Was machen wir mit digitalen Tools und was machen sie mit uns?

Josephine Diecke, Nicole Braida und Isadora Campregher Paiva zum Auftakt der Sonderreihe Forschen, Lehren und Lernen mit digitalen Tools

2.2.2022

In unserem Call for Papers haben wir im Winter 2021 darauf aufmerksam gemacht, dass in den letzten Jahren immer mehr digitale Tools neue Anwendungsgebiete in der film- und medienwissenschaftlichen Forschung und Lehre finden. Seit Ausbruch der globalen COVID-19-Pandemie Anfang 2020 haben sie ihren Stellenwert zunehmend gefestigt. Wir integrieren Videokonferenzen in die Lehre, hantieren in Forschungsprojekten nicht mehr nur mit analogen Quellen, sondern verwalten und visualisieren digitale Daten und organisieren Arbeitspakete über Projektmanagement-Tools.

Kommerzielle Anbieter wie Slack bewerben das Potenzial ihrer Produkte für die Arbeitsorganisation mit Verben wie «redefine», «reinvent» und «reimagine». Sie prophezeien uns eine Zukunft, in der wir – durch sie – effizienter und besser vernetzt miteinander arbeiten können. Diesem Marketingjargon stehen eher kritische Positionen aus dem Bereich der (offenen) Medienwissenschaft und der Digital Humanities gegenüber. Dies betrifft beispielsweise die rein positive Selbstvermarktung, die mithilfe von wissenschaftlichen Ansätzen des Tool Criticism und der Data Literacy auf die Probe gestellt wird.1 Denn entgegen der Annahme, dass es sich bei webbasierten Anwendungen oder offline nutzbaren Softwarepaketen um «neutrale» Werkzeuge handeln würde, machen sich Vertreter_innen eines kritischen Tool-Begriffs dafür stark, nicht dem Irrtum zu erliegen, «künftiges Arbeiten sei ebenso datenbasiert wie datengesteuert, also einerseits ermöglicht von Digitalisierung, andererseits alternativlos abhängig von ihr».2 Sie plädieren auch dafür, die Verwendung von neuen digitalen Tools nicht blindlings als eine Form der technologischen Überlegenheit anzunehmen,3 sondern den Umgang mit computergestützten Methoden daraufhin zu befragen, welche Entscheidungsprozesse in jeder Phase eines Projektdesigns mit ihnen in Verbindung stehen und wie sie unser Handeln beeinflussen.4

Dass digitale Tools unsere Kommunikation und Arbeitsweise in Forschungs- und Lehrkonstellationen beeinflussen, wurde bereits verschiedentlich diskutiert.5 In dieser Sonderreihe möchten wir die Aufmerksamkeit auf konkrete Einsatzgebiete und Arbeitsumgebungen innerhalb der Medienwissenschaft lenken, in denen aktuell digitale Tools mit unterschiedlichen Zielsetzungen erprobt werden. Denn obschon quantitative Methoden und Big Data nicht der eigentliche Untersuchungsgegenstand sein mögen, so ist die Medienwissenschaft trotzdem mit heterogenen Forschungs- und Lehrinhalten konfrontiert, die sowohl in digitalisierter als auch in genuin digitaler Form vorliegen können und in der Konsequenz eine Kombination von verschiedenen Werkzeugen erfordern.

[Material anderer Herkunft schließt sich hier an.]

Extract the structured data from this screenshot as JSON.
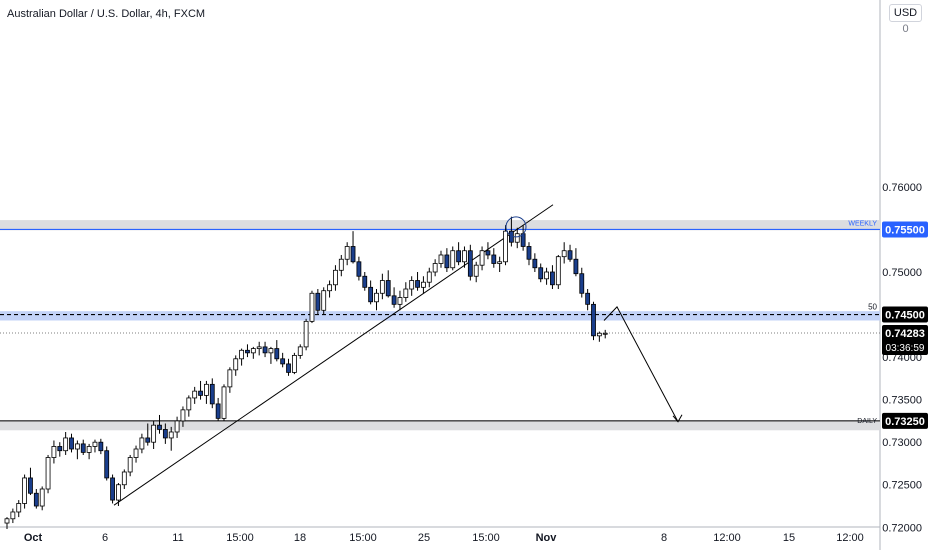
{
  "header": {
    "title": "Australian Dollar / U.S. Dollar, 4h, FXCM",
    "currency": "USD",
    "currency_menu_glyph": "0"
  },
  "colors": {
    "bull": "#ffffff",
    "bear": "#1a3e8c",
    "wick": "#000000",
    "zone": "#c3d3f7",
    "zone_gray": "#dcdde0",
    "weekly_line": "#2962ff",
    "label_black": "#000000",
    "label_blue": "#2962ff"
  },
  "chart_data": {
    "type": "candlestick",
    "symbol": "AUDUSD",
    "timeframe": "4h",
    "y_range": [
      0.7198,
      0.7802
    ],
    "y_ticks": [
      "0.76000",
      "0.75500",
      "0.75000",
      "0.74500",
      "0.74000",
      "0.73500",
      "0.73000",
      "0.72500",
      "0.72000"
    ],
    "x_ticks": [
      "Oct",
      "6",
      "11",
      "15:00",
      "18",
      "15:00",
      "25",
      "15:00",
      "Nov",
      "8",
      "12:00",
      "15",
      "12:00"
    ],
    "levels": [
      {
        "label": "WEEKLY",
        "price": 0.755,
        "price_label": "0.75500",
        "zone": [
          0.7549,
          0.7561
        ]
      },
      {
        "label": "50",
        "price": 0.745,
        "price_label": "0.74500",
        "zone": [
          0.7443,
          0.7454
        ]
      },
      {
        "label": "DAILY",
        "price": 0.7325,
        "price_label": "0.73250",
        "zone": [
          0.7314,
          0.7326
        ]
      }
    ],
    "last_price": {
      "value": 0.74283,
      "price_label": "0.74283",
      "countdown": "03:36:59"
    },
    "trendline": {
      "from_price": 0.7226,
      "to_price": 0.7579
    },
    "projection": [
      0.7443,
      0.7459,
      0.7324
    ],
    "circle_price": 0.7553,
    "candles": [
      [
        0.7205,
        0.7212,
        0.7198,
        0.721
      ],
      [
        0.721,
        0.7222,
        0.7205,
        0.7218
      ],
      [
        0.7218,
        0.7232,
        0.7212,
        0.7228
      ],
      [
        0.7228,
        0.7262,
        0.7222,
        0.7258
      ],
      [
        0.7258,
        0.727,
        0.7238,
        0.724
      ],
      [
        0.724,
        0.7245,
        0.7222,
        0.7225
      ],
      [
        0.7225,
        0.7248,
        0.722,
        0.7245
      ],
      [
        0.7245,
        0.7285,
        0.724,
        0.7282
      ],
      [
        0.7282,
        0.7302,
        0.7275,
        0.7295
      ],
      [
        0.7295,
        0.73,
        0.7283,
        0.729
      ],
      [
        0.729,
        0.7312,
        0.7285,
        0.7305
      ],
      [
        0.7305,
        0.731,
        0.7288,
        0.7292
      ],
      [
        0.7292,
        0.7302,
        0.728,
        0.7298
      ],
      [
        0.7298,
        0.7303,
        0.7285,
        0.7288
      ],
      [
        0.7288,
        0.7298,
        0.728,
        0.7295
      ],
      [
        0.7295,
        0.7303,
        0.7288,
        0.73
      ],
      [
        0.73,
        0.7304,
        0.7286,
        0.729
      ],
      [
        0.729,
        0.7295,
        0.7255,
        0.7258
      ],
      [
        0.7258,
        0.7262,
        0.7228,
        0.7232
      ],
      [
        0.7232,
        0.7252,
        0.7225,
        0.725
      ],
      [
        0.725,
        0.7268,
        0.7245,
        0.7265
      ],
      [
        0.7265,
        0.7285,
        0.726,
        0.7282
      ],
      [
        0.7282,
        0.7296,
        0.7276,
        0.7292
      ],
      [
        0.7292,
        0.731,
        0.7287,
        0.7305
      ],
      [
        0.7305,
        0.7322,
        0.7296,
        0.73
      ],
      [
        0.73,
        0.7325,
        0.7292,
        0.732
      ],
      [
        0.732,
        0.7332,
        0.731,
        0.7315
      ],
      [
        0.7315,
        0.7322,
        0.7298,
        0.7305
      ],
      [
        0.7305,
        0.7318,
        0.729,
        0.7312
      ],
      [
        0.7312,
        0.733,
        0.7305,
        0.7325
      ],
      [
        0.7325,
        0.7342,
        0.7318,
        0.7338
      ],
      [
        0.7338,
        0.7355,
        0.733,
        0.7352
      ],
      [
        0.7352,
        0.7365,
        0.7345,
        0.736
      ],
      [
        0.736,
        0.7372,
        0.735,
        0.7355
      ],
      [
        0.7355,
        0.7372,
        0.7345,
        0.7368
      ],
      [
        0.7368,
        0.7375,
        0.734,
        0.7345
      ],
      [
        0.7345,
        0.7352,
        0.7325,
        0.7328
      ],
      [
        0.7328,
        0.7368,
        0.7325,
        0.7365
      ],
      [
        0.7365,
        0.7388,
        0.7358,
        0.7385
      ],
      [
        0.7385,
        0.7402,
        0.7378,
        0.7398
      ],
      [
        0.7398,
        0.741,
        0.739,
        0.7408
      ],
      [
        0.7408,
        0.7415,
        0.74,
        0.7405
      ],
      [
        0.7405,
        0.7412,
        0.7398,
        0.741
      ],
      [
        0.741,
        0.7418,
        0.7402,
        0.7412
      ],
      [
        0.7412,
        0.7418,
        0.74,
        0.7405
      ],
      [
        0.7405,
        0.7412,
        0.7392,
        0.741
      ],
      [
        0.741,
        0.742,
        0.7395,
        0.7398
      ],
      [
        0.7398,
        0.7405,
        0.7388,
        0.7392
      ],
      [
        0.7392,
        0.7398,
        0.7378,
        0.7382
      ],
      [
        0.7382,
        0.7405,
        0.738,
        0.7402
      ],
      [
        0.7402,
        0.7415,
        0.7398,
        0.7412
      ],
      [
        0.7412,
        0.7445,
        0.7408,
        0.7442
      ],
      [
        0.7442,
        0.7478,
        0.744,
        0.7475
      ],
      [
        0.7475,
        0.748,
        0.745,
        0.7455
      ],
      [
        0.7455,
        0.7482,
        0.745,
        0.7478
      ],
      [
        0.7478,
        0.749,
        0.747,
        0.7485
      ],
      [
        0.7485,
        0.7508,
        0.7478,
        0.7502
      ],
      [
        0.7502,
        0.752,
        0.7495,
        0.7515
      ],
      [
        0.7515,
        0.7535,
        0.7508,
        0.753
      ],
      [
        0.753,
        0.7548,
        0.751,
        0.7512
      ],
      [
        0.7512,
        0.7518,
        0.749,
        0.7495
      ],
      [
        0.7495,
        0.75,
        0.7478,
        0.7482
      ],
      [
        0.7482,
        0.749,
        0.7462,
        0.7465
      ],
      [
        0.7465,
        0.748,
        0.7455,
        0.7475
      ],
      [
        0.7475,
        0.7498,
        0.7468,
        0.749
      ],
      [
        0.749,
        0.7502,
        0.747,
        0.7472
      ],
      [
        0.7472,
        0.7482,
        0.7458,
        0.7462
      ],
      [
        0.7462,
        0.7478,
        0.7455,
        0.747
      ],
      [
        0.747,
        0.7488,
        0.7465,
        0.748
      ],
      [
        0.748,
        0.7495,
        0.7472,
        0.749
      ],
      [
        0.749,
        0.75,
        0.7478,
        0.7482
      ],
      [
        0.7482,
        0.7495,
        0.7475,
        0.7488
      ],
      [
        0.7488,
        0.7505,
        0.7482,
        0.75
      ],
      [
        0.75,
        0.7515,
        0.7495,
        0.751
      ],
      [
        0.751,
        0.7525,
        0.7505,
        0.752
      ],
      [
        0.752,
        0.7528,
        0.75,
        0.7505
      ],
      [
        0.7505,
        0.753,
        0.7502,
        0.7525
      ],
      [
        0.7525,
        0.7535,
        0.7508,
        0.7512
      ],
      [
        0.7512,
        0.753,
        0.7505,
        0.7525
      ],
      [
        0.7525,
        0.7532,
        0.749,
        0.7495
      ],
      [
        0.7495,
        0.7512,
        0.7488,
        0.7508
      ],
      [
        0.7508,
        0.753,
        0.7502,
        0.7525
      ],
      [
        0.7525,
        0.7535,
        0.7515,
        0.752
      ],
      [
        0.752,
        0.7528,
        0.7505,
        0.751
      ],
      [
        0.751,
        0.7518,
        0.75,
        0.7512
      ],
      [
        0.7512,
        0.7555,
        0.7508,
        0.7548
      ],
      [
        0.7548,
        0.7565,
        0.753,
        0.7535
      ],
      [
        0.7535,
        0.7552,
        0.7528,
        0.7545
      ],
      [
        0.7545,
        0.7555,
        0.7525,
        0.753
      ],
      [
        0.753,
        0.7535,
        0.7508,
        0.7515
      ],
      [
        0.7515,
        0.7522,
        0.75,
        0.7505
      ],
      [
        0.7505,
        0.751,
        0.7488,
        0.7492
      ],
      [
        0.7492,
        0.7505,
        0.7485,
        0.75
      ],
      [
        0.75,
        0.7508,
        0.748,
        0.7485
      ],
      [
        0.7485,
        0.752,
        0.748,
        0.7518
      ],
      [
        0.7518,
        0.7535,
        0.751,
        0.7525
      ],
      [
        0.7525,
        0.7532,
        0.7512,
        0.7515
      ],
      [
        0.7515,
        0.7528,
        0.7495,
        0.7498
      ],
      [
        0.7498,
        0.7505,
        0.747,
        0.7475
      ],
      [
        0.7475,
        0.748,
        0.7455,
        0.7462
      ],
      [
        0.7462,
        0.7465,
        0.742,
        0.7425
      ],
      [
        0.7425,
        0.743,
        0.7418,
        0.7428
      ],
      [
        0.7428,
        0.7432,
        0.7422,
        0.7428
      ]
    ]
  }
}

Ziele: Wer macht was, wie und warum?

Im Rahmen der Sonderreihe Forschen, Lehren und Lernen mit digitalen Tools nehmen wir den wachsenden Umgang mit digitalen Methoden zum Ausgangspunkt, um ihn aus verschiedenen Blickwinkeln der Film- und Medienwissenschaft zu betrachten. Sich digitalen Tools und Methoden zu nähern, bedeutet für uns, eine breite Debatte über Werkzeuge und Ansätze fortzuführen, die wir als Geisteswissenschaftler_innen zur Organisation, Kommunikation, Forschung und Lehre verwenden. Hierbei sprechen wir bewusst von Tools und dem oft zitierten Werkzeugkasten, weil sie in mannigfaltigen Kombinationen zum Einsatz gebracht werden, um Arbeitsschritte zu erleichtern oder überhaupt erst ausführen zu können. Doch auch wenn solche Zusammenführungen einen wesentlichen Anteil an der Konzeption von Forschungsfragen und Forschungsergebnissen haben, konzentriert sich das Gros der Einführungen zu spezifischen Tools zumeist auf die «richtige» Installation und Handhabung dergleichen. Dem Vorbild des Tool Criticism folgend, erheben wir hingegen die kritische Analyse der erwähnten digitalen Werkzeuge und deren medienwissenschaftliche Einsatzgebiete zum strukturierenden Element und roten Faden aller Beiträge der Sonderreihe. Innerhalb dieser möchten wir deshalb insbesondere der Reflexion von Prozessen Raum geben, sodass Best Practices beleuchtet und kritisch hinterfragt werden können. Wie arbeiten Medienwissenschaftler_innen mit digitalen Tools, für welche Fragestellungen und zu welchem Zweck? Wie viel Zeit wenden sie dafür auf und mit welchem Erkenntnisgewinn?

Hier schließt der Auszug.